Roberto Mania

N on è stato Matteo Renzi ad aver messo in crisi i corpi intermedi. Ci si sono infilati da soli. Per pigrizia, conservatorismo, corporativismo. L’ultimo faro si è accesso sull’Ania, l’associazione delle aziende assicuratrici, promossa ai tavoli della concertazione quando ancora erano aperti a Palazzo Chigi. L’ad di UnipolSai, Carlo Cimbri, ha annunciato che il suo gruppo (un terzo del mercato danni) se ne andrà dall’Ania. Ha accusato una governace pletorica ma soprattutto una scarsa capacità rappresentativa. Eccola la crisi. Che vale per l’Ania, come per l’agglomerato Rete Imprese Italia, per i sindacati e per la Confindustria. Ci sono soggetti che non si sentono più rappresentati da queste associazioni nate e pensate in un’altra èra: i giovani precari stentano a trovare spazio nelle sedi confederali ma anche i grandi player (vale per UnipolSai come per la Fiat-Chrysler) sanno che possono fare da soli e dunque risparmiano le spese dell’iscrizione. Finora le organizzazioni hanno fatto spallucce e tirato avanti.

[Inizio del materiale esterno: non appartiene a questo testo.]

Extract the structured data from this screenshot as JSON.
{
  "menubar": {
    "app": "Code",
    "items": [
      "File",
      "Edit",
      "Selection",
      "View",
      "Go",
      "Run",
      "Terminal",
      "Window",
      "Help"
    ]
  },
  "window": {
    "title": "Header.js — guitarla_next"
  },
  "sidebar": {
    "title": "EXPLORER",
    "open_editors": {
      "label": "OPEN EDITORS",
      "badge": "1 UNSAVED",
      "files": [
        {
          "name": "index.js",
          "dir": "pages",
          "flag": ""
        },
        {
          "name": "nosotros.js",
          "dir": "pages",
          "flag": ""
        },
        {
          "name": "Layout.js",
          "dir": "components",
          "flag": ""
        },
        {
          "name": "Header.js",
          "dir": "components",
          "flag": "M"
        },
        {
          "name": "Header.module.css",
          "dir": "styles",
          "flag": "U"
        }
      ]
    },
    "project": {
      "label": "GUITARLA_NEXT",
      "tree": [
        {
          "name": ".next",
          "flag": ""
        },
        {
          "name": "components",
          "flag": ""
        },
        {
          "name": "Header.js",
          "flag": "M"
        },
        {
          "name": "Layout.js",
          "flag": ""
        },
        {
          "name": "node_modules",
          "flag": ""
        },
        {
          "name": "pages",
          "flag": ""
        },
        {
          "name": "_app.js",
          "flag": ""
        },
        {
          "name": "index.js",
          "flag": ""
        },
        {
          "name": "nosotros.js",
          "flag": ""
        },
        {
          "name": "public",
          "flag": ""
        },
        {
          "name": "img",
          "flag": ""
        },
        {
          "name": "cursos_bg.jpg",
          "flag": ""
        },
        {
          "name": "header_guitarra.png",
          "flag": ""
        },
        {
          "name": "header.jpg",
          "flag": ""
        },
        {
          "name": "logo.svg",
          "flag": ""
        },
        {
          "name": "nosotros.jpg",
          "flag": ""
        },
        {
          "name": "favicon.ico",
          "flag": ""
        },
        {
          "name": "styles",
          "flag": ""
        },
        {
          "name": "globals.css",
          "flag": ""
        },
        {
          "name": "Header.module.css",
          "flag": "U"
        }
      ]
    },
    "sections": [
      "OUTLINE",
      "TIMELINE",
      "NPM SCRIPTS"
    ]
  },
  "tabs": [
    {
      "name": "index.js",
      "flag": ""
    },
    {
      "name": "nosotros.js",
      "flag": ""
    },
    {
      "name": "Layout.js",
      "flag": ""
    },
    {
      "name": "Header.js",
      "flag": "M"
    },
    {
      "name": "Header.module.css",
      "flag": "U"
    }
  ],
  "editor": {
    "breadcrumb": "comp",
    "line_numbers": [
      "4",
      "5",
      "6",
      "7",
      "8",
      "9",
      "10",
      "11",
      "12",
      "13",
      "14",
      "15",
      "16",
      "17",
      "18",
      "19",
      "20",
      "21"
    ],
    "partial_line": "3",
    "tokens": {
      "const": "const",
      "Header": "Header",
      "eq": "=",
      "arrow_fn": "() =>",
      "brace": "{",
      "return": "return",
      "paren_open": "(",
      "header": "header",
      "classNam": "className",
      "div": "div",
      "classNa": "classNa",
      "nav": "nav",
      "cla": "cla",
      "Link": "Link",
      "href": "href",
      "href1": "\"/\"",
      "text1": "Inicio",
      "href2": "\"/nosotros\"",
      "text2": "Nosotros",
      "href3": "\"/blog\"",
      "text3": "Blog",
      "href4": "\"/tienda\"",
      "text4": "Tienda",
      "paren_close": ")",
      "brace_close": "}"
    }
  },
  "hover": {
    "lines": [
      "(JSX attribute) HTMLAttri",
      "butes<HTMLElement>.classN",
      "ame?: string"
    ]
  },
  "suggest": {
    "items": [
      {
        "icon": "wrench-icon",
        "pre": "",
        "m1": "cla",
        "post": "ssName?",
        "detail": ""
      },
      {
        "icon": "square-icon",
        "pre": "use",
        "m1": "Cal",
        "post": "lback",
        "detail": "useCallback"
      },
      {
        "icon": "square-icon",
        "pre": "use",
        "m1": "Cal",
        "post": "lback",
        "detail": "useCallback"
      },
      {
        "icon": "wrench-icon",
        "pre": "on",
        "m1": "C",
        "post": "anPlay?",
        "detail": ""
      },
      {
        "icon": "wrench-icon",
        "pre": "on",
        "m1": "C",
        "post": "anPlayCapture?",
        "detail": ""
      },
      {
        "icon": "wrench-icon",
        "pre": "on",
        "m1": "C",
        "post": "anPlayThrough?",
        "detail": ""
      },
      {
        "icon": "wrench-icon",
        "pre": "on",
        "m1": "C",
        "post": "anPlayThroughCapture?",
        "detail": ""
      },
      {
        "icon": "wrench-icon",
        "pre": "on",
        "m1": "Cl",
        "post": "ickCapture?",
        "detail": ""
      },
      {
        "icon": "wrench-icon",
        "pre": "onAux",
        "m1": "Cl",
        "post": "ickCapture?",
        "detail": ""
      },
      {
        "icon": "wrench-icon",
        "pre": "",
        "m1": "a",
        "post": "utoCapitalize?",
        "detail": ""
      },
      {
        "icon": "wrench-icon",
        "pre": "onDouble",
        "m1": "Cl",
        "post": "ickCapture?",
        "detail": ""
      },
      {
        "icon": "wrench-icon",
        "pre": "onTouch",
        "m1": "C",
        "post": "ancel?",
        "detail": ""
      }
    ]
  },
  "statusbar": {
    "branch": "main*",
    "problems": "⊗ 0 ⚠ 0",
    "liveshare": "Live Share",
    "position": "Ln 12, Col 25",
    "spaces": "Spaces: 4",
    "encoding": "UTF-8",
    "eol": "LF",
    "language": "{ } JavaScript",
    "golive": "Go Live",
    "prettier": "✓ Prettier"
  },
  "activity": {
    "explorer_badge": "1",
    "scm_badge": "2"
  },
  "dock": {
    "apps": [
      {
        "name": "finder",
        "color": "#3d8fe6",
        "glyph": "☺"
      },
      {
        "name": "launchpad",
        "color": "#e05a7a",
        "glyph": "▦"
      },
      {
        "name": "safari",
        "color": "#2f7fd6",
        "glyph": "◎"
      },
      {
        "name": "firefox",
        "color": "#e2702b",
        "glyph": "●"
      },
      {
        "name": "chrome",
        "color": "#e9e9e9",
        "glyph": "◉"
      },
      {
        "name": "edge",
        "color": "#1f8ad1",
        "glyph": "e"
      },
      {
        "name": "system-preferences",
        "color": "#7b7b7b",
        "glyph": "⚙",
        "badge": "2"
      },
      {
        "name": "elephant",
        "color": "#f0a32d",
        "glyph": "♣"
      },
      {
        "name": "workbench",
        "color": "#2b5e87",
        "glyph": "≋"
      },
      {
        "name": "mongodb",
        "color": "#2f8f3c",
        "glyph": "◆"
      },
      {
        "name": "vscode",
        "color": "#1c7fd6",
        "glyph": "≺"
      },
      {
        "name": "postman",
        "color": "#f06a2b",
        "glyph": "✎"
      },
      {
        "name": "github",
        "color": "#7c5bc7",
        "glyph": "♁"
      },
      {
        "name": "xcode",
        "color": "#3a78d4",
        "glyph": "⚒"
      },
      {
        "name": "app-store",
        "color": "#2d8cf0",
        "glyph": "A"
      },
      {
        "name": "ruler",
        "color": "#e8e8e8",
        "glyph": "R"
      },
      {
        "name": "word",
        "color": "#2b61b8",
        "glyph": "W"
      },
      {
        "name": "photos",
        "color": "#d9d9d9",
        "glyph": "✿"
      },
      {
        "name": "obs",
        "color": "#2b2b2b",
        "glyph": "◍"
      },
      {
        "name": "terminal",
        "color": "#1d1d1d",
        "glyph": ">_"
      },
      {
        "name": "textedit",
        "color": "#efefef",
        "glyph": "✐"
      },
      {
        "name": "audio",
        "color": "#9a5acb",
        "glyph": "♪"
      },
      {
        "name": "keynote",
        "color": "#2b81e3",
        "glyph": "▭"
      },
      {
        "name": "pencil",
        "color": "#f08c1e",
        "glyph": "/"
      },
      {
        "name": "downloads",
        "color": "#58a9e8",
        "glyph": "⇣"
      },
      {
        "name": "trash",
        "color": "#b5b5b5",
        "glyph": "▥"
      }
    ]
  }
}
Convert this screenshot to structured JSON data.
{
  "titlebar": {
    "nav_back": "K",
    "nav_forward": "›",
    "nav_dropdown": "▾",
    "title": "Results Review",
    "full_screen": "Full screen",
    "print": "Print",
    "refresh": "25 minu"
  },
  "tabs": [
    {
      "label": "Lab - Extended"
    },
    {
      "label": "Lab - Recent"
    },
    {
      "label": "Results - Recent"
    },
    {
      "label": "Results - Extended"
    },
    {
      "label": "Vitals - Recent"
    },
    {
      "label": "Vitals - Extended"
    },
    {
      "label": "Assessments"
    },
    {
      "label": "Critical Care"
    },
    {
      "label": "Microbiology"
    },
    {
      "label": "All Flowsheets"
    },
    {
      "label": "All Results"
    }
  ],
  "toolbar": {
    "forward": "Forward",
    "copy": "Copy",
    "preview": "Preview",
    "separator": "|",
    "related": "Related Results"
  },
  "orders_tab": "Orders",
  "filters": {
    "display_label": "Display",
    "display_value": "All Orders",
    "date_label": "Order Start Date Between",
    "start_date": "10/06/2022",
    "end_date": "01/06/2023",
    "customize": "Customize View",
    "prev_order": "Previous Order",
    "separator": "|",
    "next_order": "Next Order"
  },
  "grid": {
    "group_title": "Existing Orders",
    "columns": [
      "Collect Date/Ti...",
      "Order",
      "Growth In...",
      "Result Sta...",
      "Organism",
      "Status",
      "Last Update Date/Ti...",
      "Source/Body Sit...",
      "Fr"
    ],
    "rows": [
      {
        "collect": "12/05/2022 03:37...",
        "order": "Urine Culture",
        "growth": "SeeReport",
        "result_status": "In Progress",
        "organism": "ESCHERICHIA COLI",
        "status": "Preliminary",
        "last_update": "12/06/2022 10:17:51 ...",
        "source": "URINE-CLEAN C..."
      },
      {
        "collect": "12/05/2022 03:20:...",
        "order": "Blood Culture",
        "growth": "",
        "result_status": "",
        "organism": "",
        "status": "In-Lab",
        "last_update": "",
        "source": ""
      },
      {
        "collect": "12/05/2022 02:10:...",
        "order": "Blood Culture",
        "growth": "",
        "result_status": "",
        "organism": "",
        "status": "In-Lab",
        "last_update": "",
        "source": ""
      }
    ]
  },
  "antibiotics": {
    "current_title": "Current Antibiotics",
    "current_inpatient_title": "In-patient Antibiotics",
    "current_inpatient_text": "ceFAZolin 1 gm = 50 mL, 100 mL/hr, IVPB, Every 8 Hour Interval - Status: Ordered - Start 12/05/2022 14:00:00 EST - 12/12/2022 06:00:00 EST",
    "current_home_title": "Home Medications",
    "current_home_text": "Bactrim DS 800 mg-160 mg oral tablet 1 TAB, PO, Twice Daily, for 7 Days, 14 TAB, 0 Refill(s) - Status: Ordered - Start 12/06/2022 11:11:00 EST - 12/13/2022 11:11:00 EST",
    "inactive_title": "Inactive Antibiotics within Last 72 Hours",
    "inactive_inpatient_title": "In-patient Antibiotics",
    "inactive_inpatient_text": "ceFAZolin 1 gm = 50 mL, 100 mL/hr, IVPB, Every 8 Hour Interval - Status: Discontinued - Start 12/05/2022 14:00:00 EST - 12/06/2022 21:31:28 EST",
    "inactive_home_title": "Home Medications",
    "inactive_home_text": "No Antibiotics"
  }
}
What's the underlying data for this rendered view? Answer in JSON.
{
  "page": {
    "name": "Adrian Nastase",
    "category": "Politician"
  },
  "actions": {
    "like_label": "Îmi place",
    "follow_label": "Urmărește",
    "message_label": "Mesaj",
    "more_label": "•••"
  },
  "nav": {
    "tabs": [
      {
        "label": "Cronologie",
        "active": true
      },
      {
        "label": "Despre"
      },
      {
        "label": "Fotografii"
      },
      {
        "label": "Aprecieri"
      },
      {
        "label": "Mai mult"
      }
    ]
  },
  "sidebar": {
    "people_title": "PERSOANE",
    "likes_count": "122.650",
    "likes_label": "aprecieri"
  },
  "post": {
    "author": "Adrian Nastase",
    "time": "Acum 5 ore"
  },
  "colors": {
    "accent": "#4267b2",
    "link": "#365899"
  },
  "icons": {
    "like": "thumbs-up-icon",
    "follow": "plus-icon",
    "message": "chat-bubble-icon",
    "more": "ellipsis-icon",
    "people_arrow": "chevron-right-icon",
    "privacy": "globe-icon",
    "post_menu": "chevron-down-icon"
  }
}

Ma non andranno molto lontano. Con la politica che ha ripreso il suo primato (qui, sì, c’entra Renzi), l’epoca della supplenza sociale chiude i battenti. E allora per non perdere aderenti bisogna fare i conti con gli iscritti o i potenziali iscritti. Mettersi sul mercato, ripensare il proprio prodotto, la propria offerta. E diventare utili per gli iscritti, non essere una brutta copia della politica.